Second, his claim about reclaiming America’s role as the leading energy producer is highly misleading and requires a great deal of context.
Presently, the U.S. is the leading producer of oil in the world. According to the 2023 Statistical Review, in 2022 the U.S. produced 17.8 million barrels oil per day (bpd). This includes the category of lease condensate and natural gas liquids (NGLs), and I will do a deeper dive on this in the next article.
The second and third leading oil producers were Saudi Arabia (12.1 million bpd) and Russia (11.2 million bpd). China produced only 4.1 million bpd. You will see below why I am including China.
The U.S. is also the world’s leading natural gas producer. In 2022, the U.S. produced an average of 94.7 billion cubic feet per day (bcf/d). Russia was second at 59.8 bcf/d, Iran was third at 25.1 bcf/d, and China was fourth at 21.5 bcf/d.
The U.S. is the world’s leading producer of nuclear power. We produced about 30% of the world’s nuclear power in 2022, which was about twice China’s production.
The one area where China has a substantial lead is in coal production. Last year China produced 4.56 billion metric tons of coal. The U.S. produced 539 million metric tons.
If you convert everything into the same energy units, China does have the overall lead, but only because of their massive coal production. The U.S., however, leads in the far more important categories of oil and natural gas production. We produce more than quadruple China’s oil and natural gas production.
Pence’s plan is almost exclusively focused on oil and natural gas production. Coal is barely mentioned in the plan, but massive coal production is the only reason China is ahead in overall energy production.
This is certainly not what Pence implies, which is why the ad, and his energy policy plan are so misleading. Pence implies that the U.S. is falling behind on oil and gas production, when we lead the world by far in both categories.

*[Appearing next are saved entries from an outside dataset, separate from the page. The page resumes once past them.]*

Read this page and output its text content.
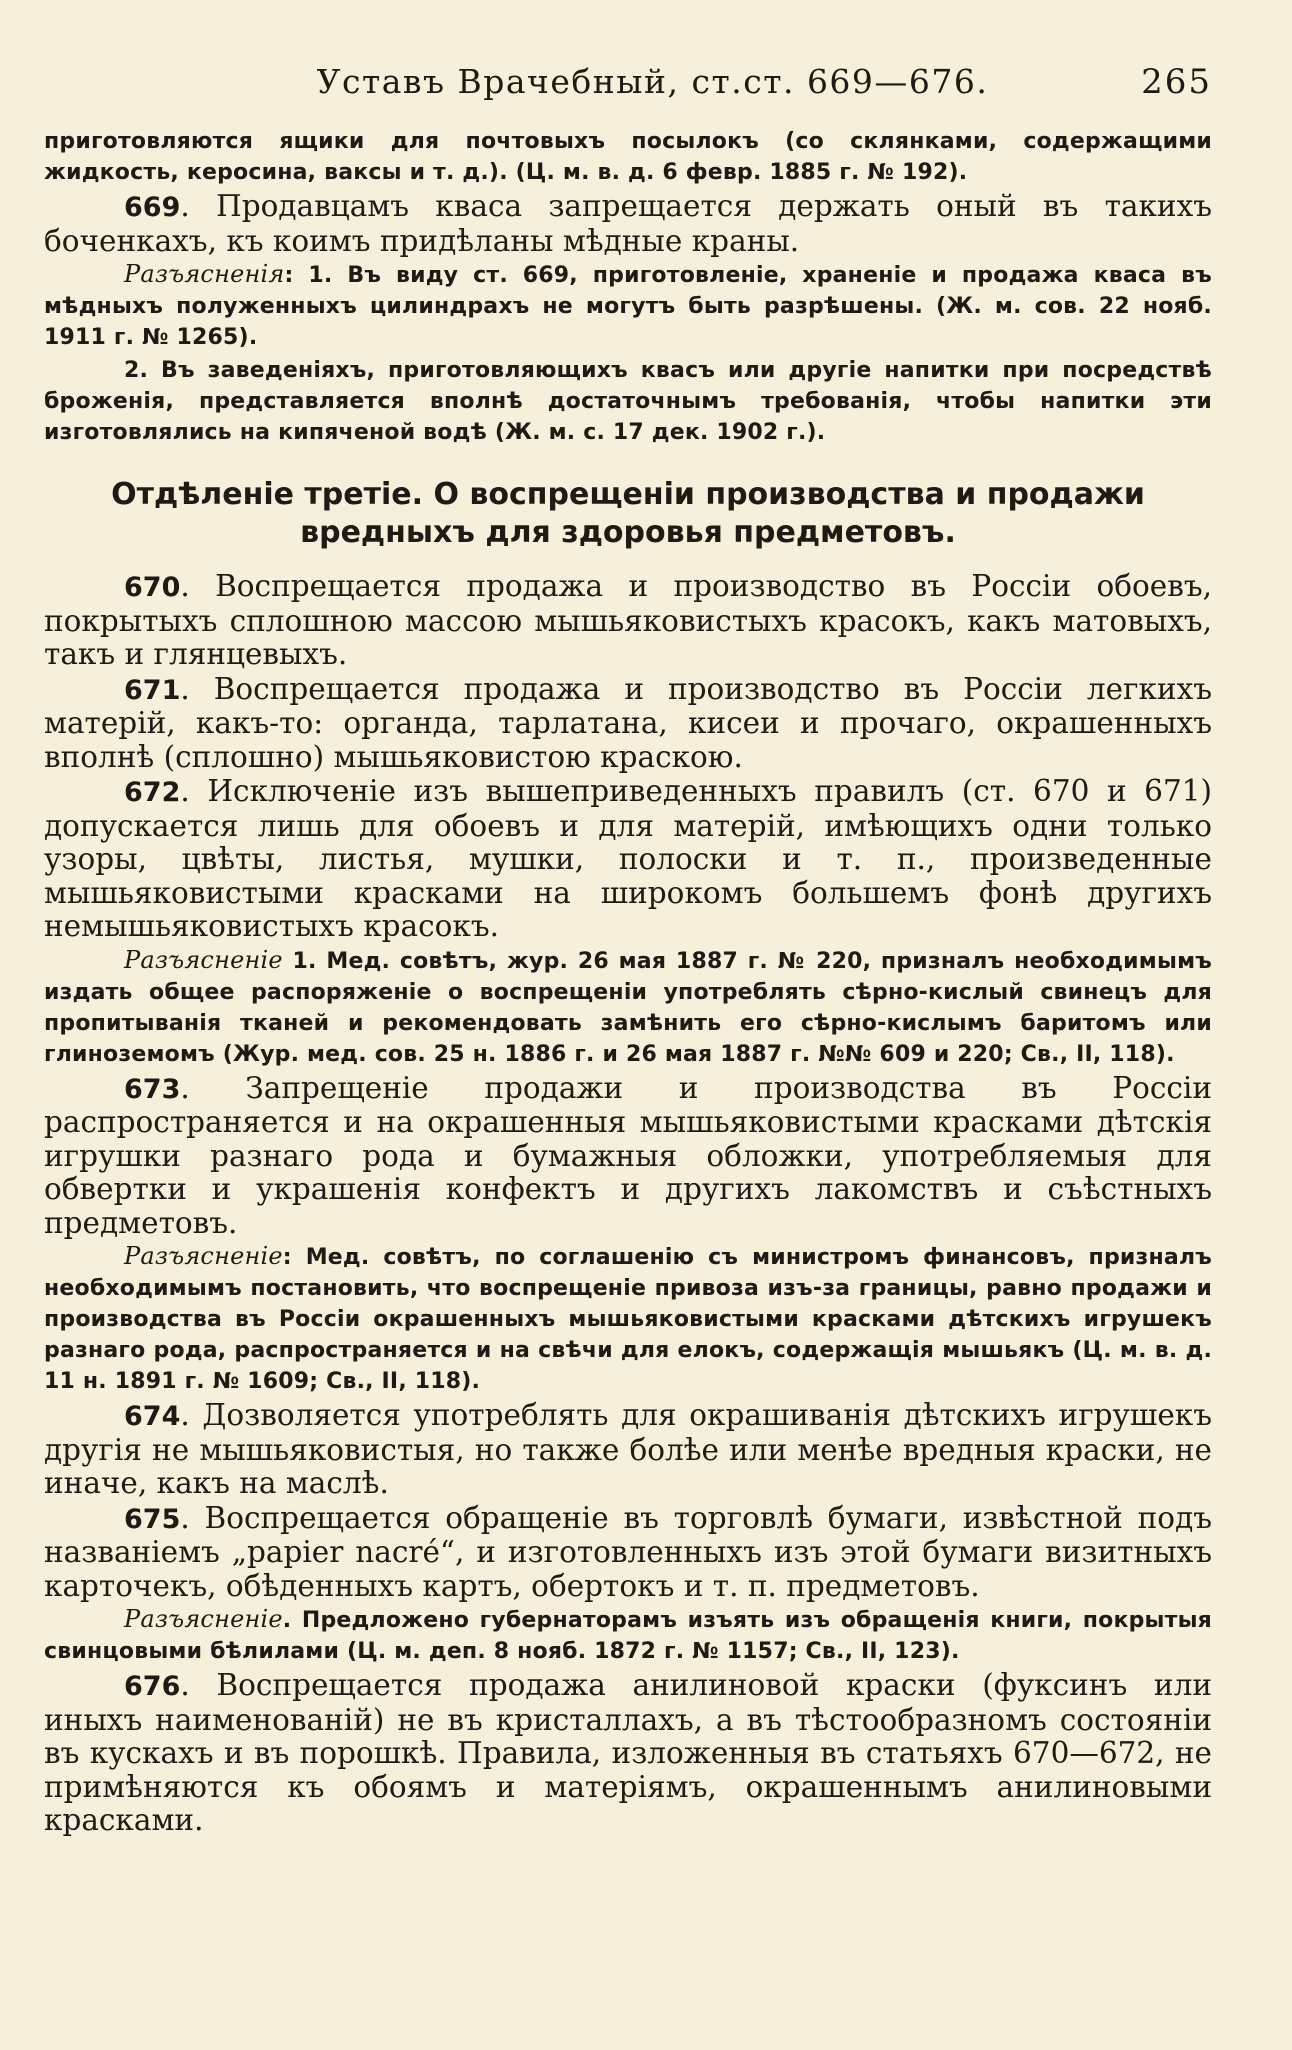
Уставъ Врачебный, ст.ст. 669—676.	265

приготовляются ящики для почтовыхъ посылокъ (со склянками, содержащими жидкость, керосина, ваксы и т. д.). (Ц. м. в. д. 6 февр. 1885 г. № 192).

669. Продавцамъ кваса запрещается держать оный въ такихъ боченкахъ, къ коимъ придѣланы мѣдные краны.

Разъясненія: 1. Въ виду ст. 669, приготовленіе, храненіе и продажа кваса въ мѣдныхъ полуженныхъ цилиндрахъ не могутъ быть разрѣшены. (Ж. м. сов. 22 нояб. 1911 г. № 1265).

2. Въ заведеніяхъ, приготовляющихъ квасъ или другіе напитки при посредствѣ броженія, представляется вполнѣ достаточнымъ требованія, чтобы напитки эти изготовлялись на кипяченой водѣ (Ж. м. с. 17 дек. 1902 г.).

Отдѣленіе третіе. О воспрещеніи производства и продажи вредныхъ для здоровья предметовъ.

670. Воспрещается продажа и производство въ Россіи обоевъ, покрытыхъ сплошною массою мышьяковистыхъ красокъ, какъ матовыхъ, такъ и глянцевыхъ.

671. Воспрещается продажа и производство въ Россіи легкихъ матерій, какъ-то: органда, тарлатана, кисеи и прочаго, окрашенныхъ вполнѣ (сплошно) мышьяковистою краскою.

672. Исключеніе изъ вышеприведенныхъ правилъ (ст. 670 и 671) допускается лишь для обоевъ и для матерій, имѣющихъ одни только узоры, цвѣты, листья, мушки, полоски и т. п., произведенные мышьяковистыми красками на широкомъ большемъ фонѣ другихъ немышьяковистыхъ красокъ.

Разъясненіе 1. Мед. совѣтъ, жур. 26 мая 1887 г. № 220, призналъ необходимымъ издать общее распоряженіе о воспрещеніи употреблять сѣрно-кислый свинецъ для пропитыванія тканей и рекомендовать замѣнить его сѣрно-кислымъ баритомъ или глиноземомъ (Жур. мед. сов. 25 н. 1886 г. и 26 мая 1887 г. №№ 609 и 220; Св., II, 118).

673. Запрещеніе продажи и производства въ Россіи распространяется и на окрашенныя мышьяковистыми красками дѣтскія игрушки разнаго рода и бумажныя обложки, употребляемыя для обвертки и украшенія конфектъ и другихъ лакомствъ и съѣстныхъ предметовъ.

Разъясненіе: Мед. совѣтъ, по соглашенію съ министромъ финансовъ, призналъ необходимымъ постановить, что воспрещеніе привоза изъ-за границы, равно продажи и производства въ Россіи окрашенныхъ мышьяковистыми красками дѣтскихъ игрушекъ разнаго рода, распространяется и на свѣчи для елокъ, содержащія мышьякъ (Ц. м. в. д. 11 н. 1891 г. № 1609; Св., II, 118).

674. Дозволяется употреблять для окрашиванія дѣтскихъ игрушекъ другія не мышьяковистыя, но также болѣе или менѣе вредныя краски, не иначе, какъ на маслѣ.

675. Воспрещается обращеніе въ торговлѣ бумаги, извѣстной подъ названіемъ „papier nacré“, и изготовленныхъ изъ этой бумаги визитныхъ карточекъ, обѣденныхъ картъ, обертокъ и т. п. предметовъ.

Разъясненіе. Предложено губернаторамъ изъять изъ обращенія книги, покрытыя свинцовыми бѣлилами (Ц. м. деп. 8 нояб. 1872 г. № 1157; Св., II, 123).

676. Воспрещается продажа анилиновой краски (фуксинъ или иныхъ наименованій) не въ кристаллахъ, а въ тѣстообразномъ состояніи въ кускахъ и въ порошкѣ. Правила, изложенныя въ статьяхъ 670—672, не примѣняются къ обоямъ и матеріямъ, окрашеннымъ анилиновыми красками.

You certainly wouldn’t think that from Pence’s ad.
The U.S. set a new oil production record in 2022 (again, including condensate and NGLs). But if you omit the NGLs, the U.S. was still the top producer, and still nearly set a new record in 2022 (and is on a path to set a new record this year). For natural gas, the U.S. set new records in 2021 and 2022, after Covid caused a small decline in 2020.
Here’s the bottom line. On the one hand, the Biden Administration’s energy policies haven’t been friendly to the oil and gas industry. Nevertheless, the industry continues to set new production records. Further, the industry itself made more money in two years under President Biden than it did in four years under Vice President Pence.
So, it’s hard to make a case that Biden’s energy policies have created havoc in the industry. Sure, the oil and gas industry would like friendlier policies. But Pence doesn’t give an accurate picture of the current status of the U.S. oil and gas industry.